La quimera viral también incluye al gen que gobierna la producción de GM-CSF, lo cual permite que, conjuntamente con la activación del virus, se produzca la llegada de las células dendríticas hacia el lugar, las que dispararán la respuesta inmune específica potenciando la acción antitumoral.
“Estamos trabajando con melanoma y con tumores de páncreas, de ovario, gástrico, y de colon. Con este último estamos a las puertas de iniciar los ensayos clínicos”, revela Podhajcer.
Futuro de convivencia
La cantidad de casos de cáncer seguirá creciendo y un factor determinante para que eso ocurra es el aumento de la expectativa de vida. Vivir más tiempo incrementa la probabilidad de que alguna célula del cuerpo sufra una mutación que desencadene la enfermedad.

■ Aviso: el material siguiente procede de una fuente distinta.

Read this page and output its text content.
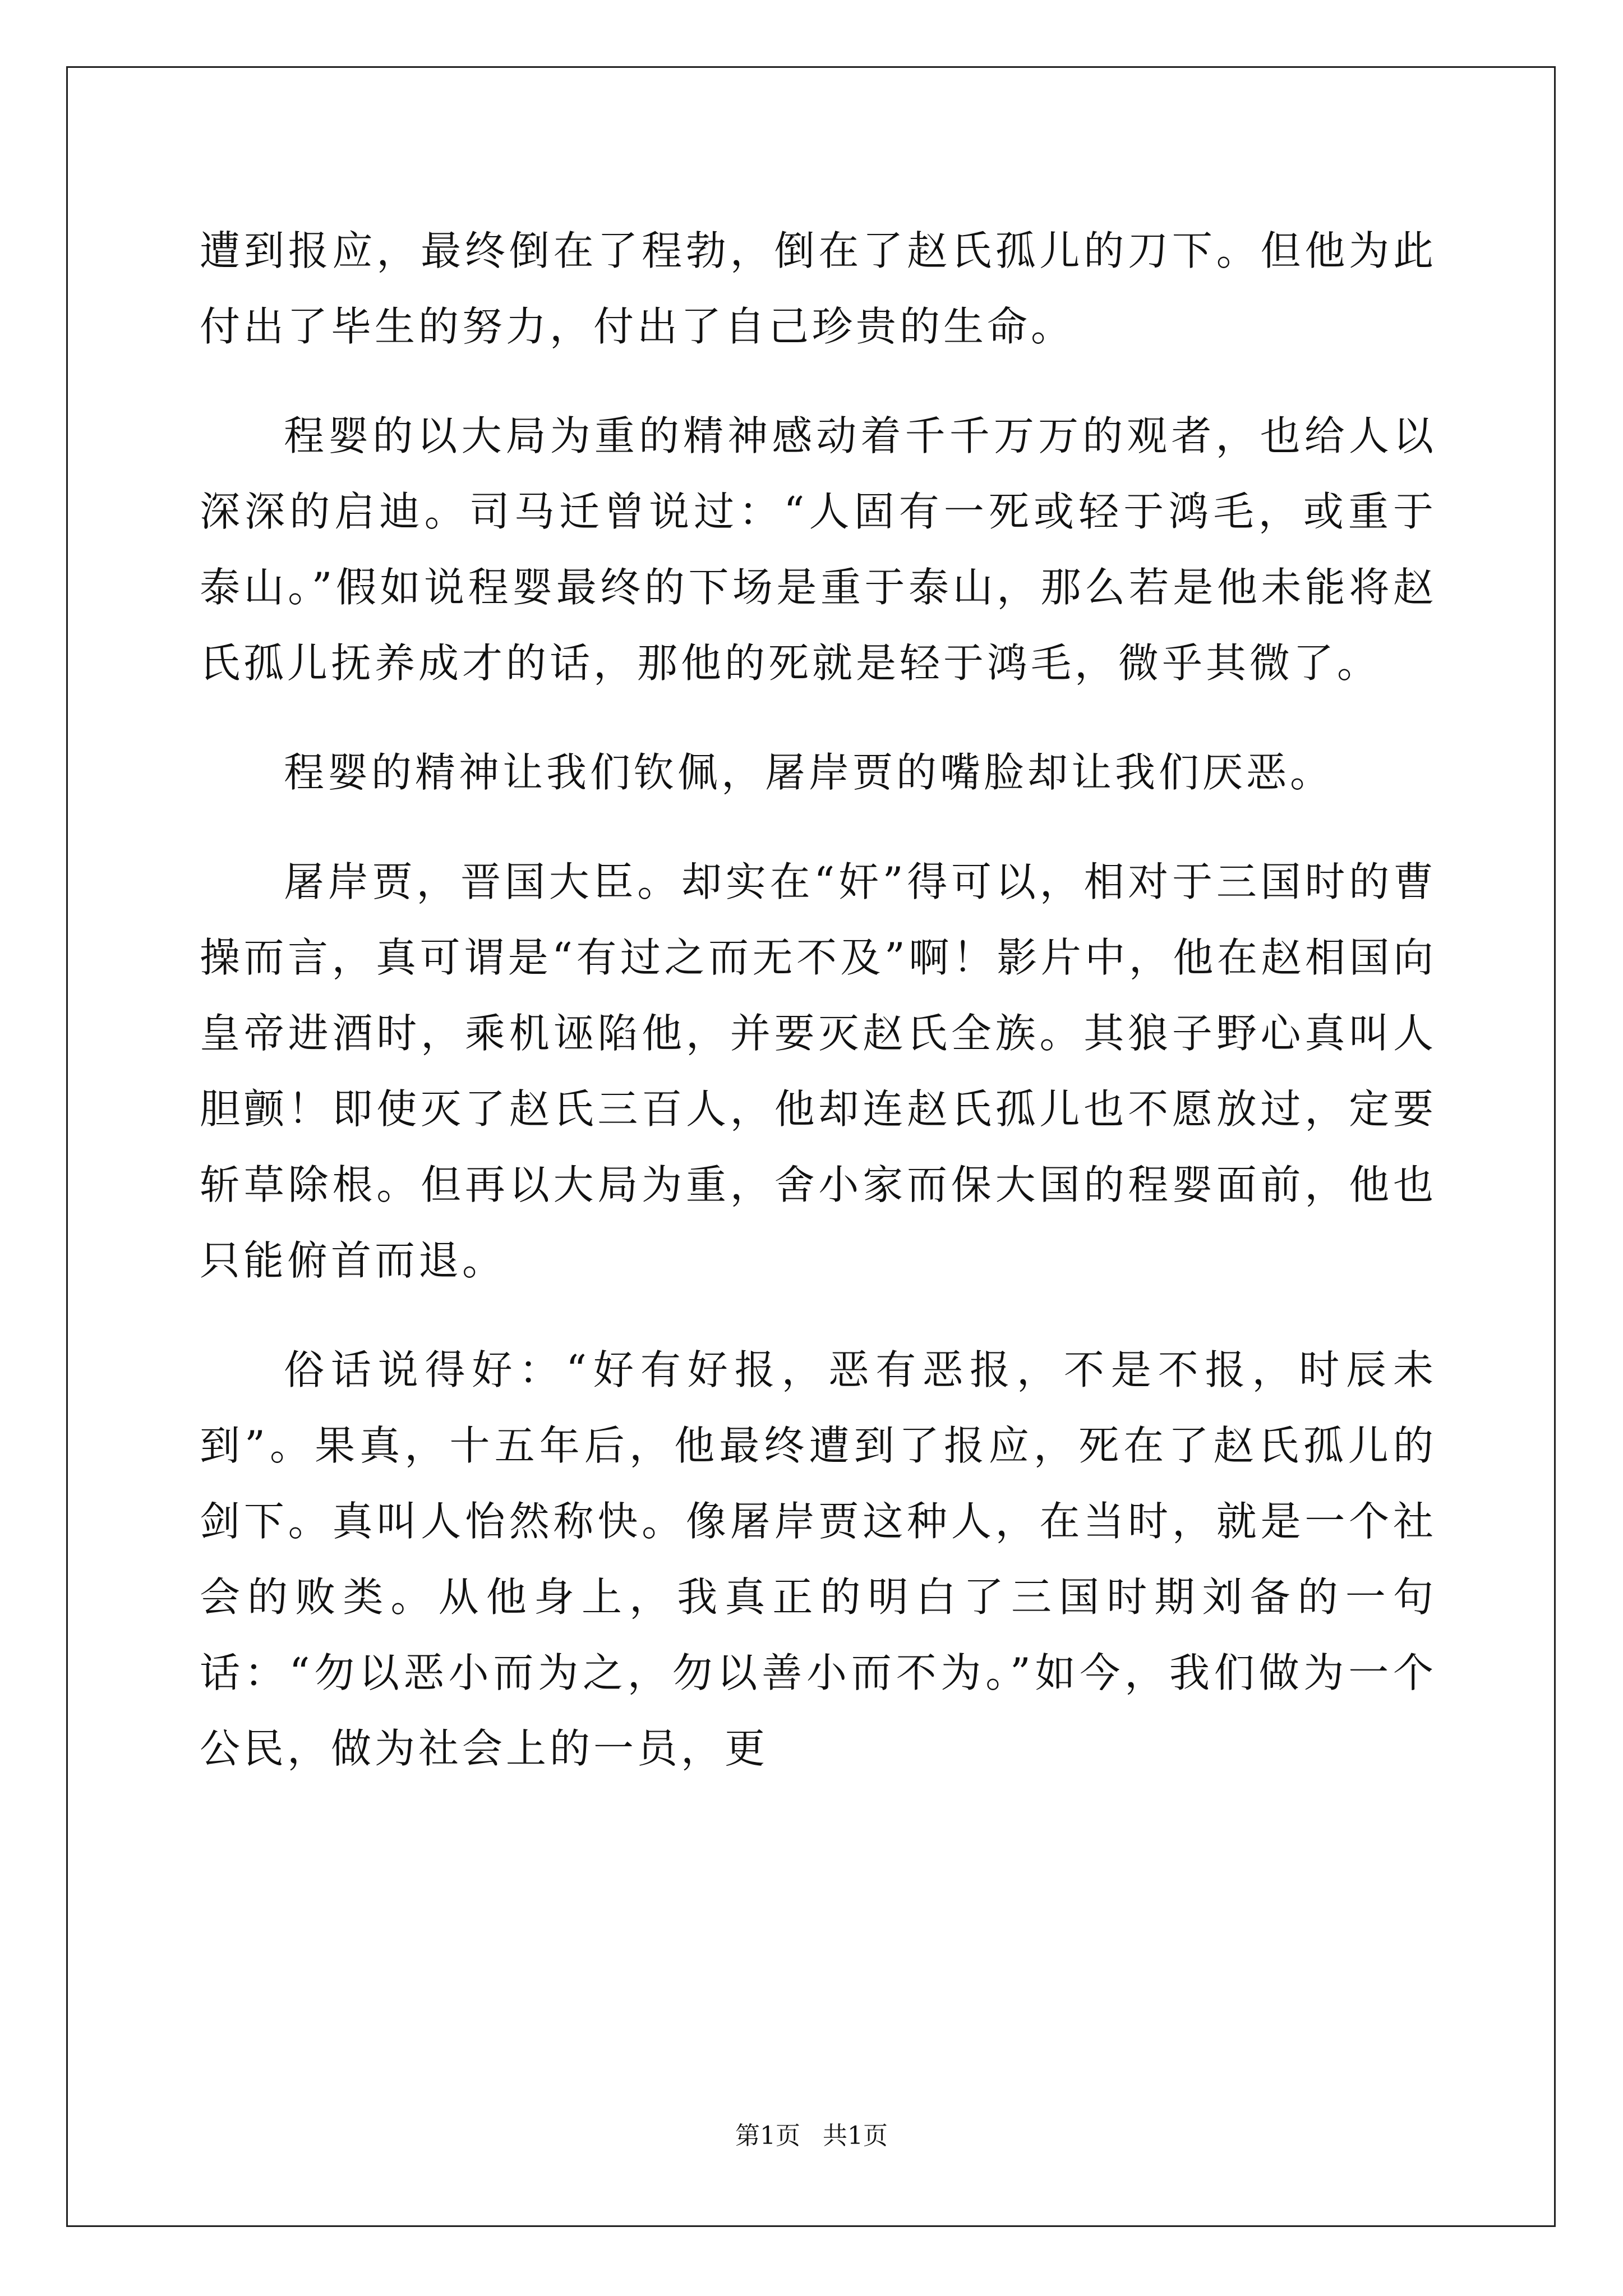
遭到报应，最终倒在了程勃，倒在了赵氏孤儿的刀下。但他为此付出了毕生的努力，付出了自己珍贵的生命。

程婴的以大局为重的精神感动着千千万万的观者，也给人以深深的启迪。司马迁曾说过：“人固有一死或轻于鸿毛，或重于泰山。”假如说程婴最终的下场是重于泰山，那么若是他未能将赵氏孤儿抚养成才的话，那他的死就是轻于鸿毛，微乎其微了。

程婴的精神让我们钦佩，屠岸贾的嘴脸却让我们厌恶。

屠岸贾，晋国大臣。却实在“奸”得可以，相对于三国时的曹操而言，真可谓是“有过之而无不及”啊！影片中，他在赵相国向皇帝进酒时，乘机诬陷他，并要灭赵氏全族。其狼子野心真叫人胆颤！即使灭了赵氏三百人，他却连赵氏孤儿也不愿放过，定要斩草除根。但再以大局为重，舍小家而保大国的程婴面前，他也只能俯首而退。

俗话说得好：“好有好报，恶有恶报，不是不报，时辰未到”。果真，十五年后，他最终遭到了报应，死在了赵氏孤儿的剑下。真叫人怡然称快。像屠岸贾这种人，在当时，就是一个社会的败类。从他身上，我真正的明白了三国时期刘备的一句话：“勿以恶小而为之，勿以善小而不为。”如今，我们做为一个公民，做为社会上的一员，更

第1页 共1页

Aunque algunos cánceres se curan, la gran variedad de tumores hasta ahora conocidos, y la alta variabilidad de algunos de ellos hace improbable –al menos en el corto plazo– que se los pueda sanar a todos. No obstante, el corpus creciente de conocimiento sobre este conjunto de patologías y el consecuente desarrollo de nuevas formas de tratarlas, así como el diagnóstico temprano, están aumentando la sobrevida de los pacientes.
“Todavía no hay forma de que una única droga sea capaz de eliminar un tumor”, opina Podhajcer. “Así como los cócteles de drogas funcionaron perfectamente para la infección por VIH, creo que para el tratamiento del cáncer también va a aparecer la idea de los cócteles que extiendan la sobrevida”, concuerda Rabinovich y añade: “Se trata de ir ganando tiempo”.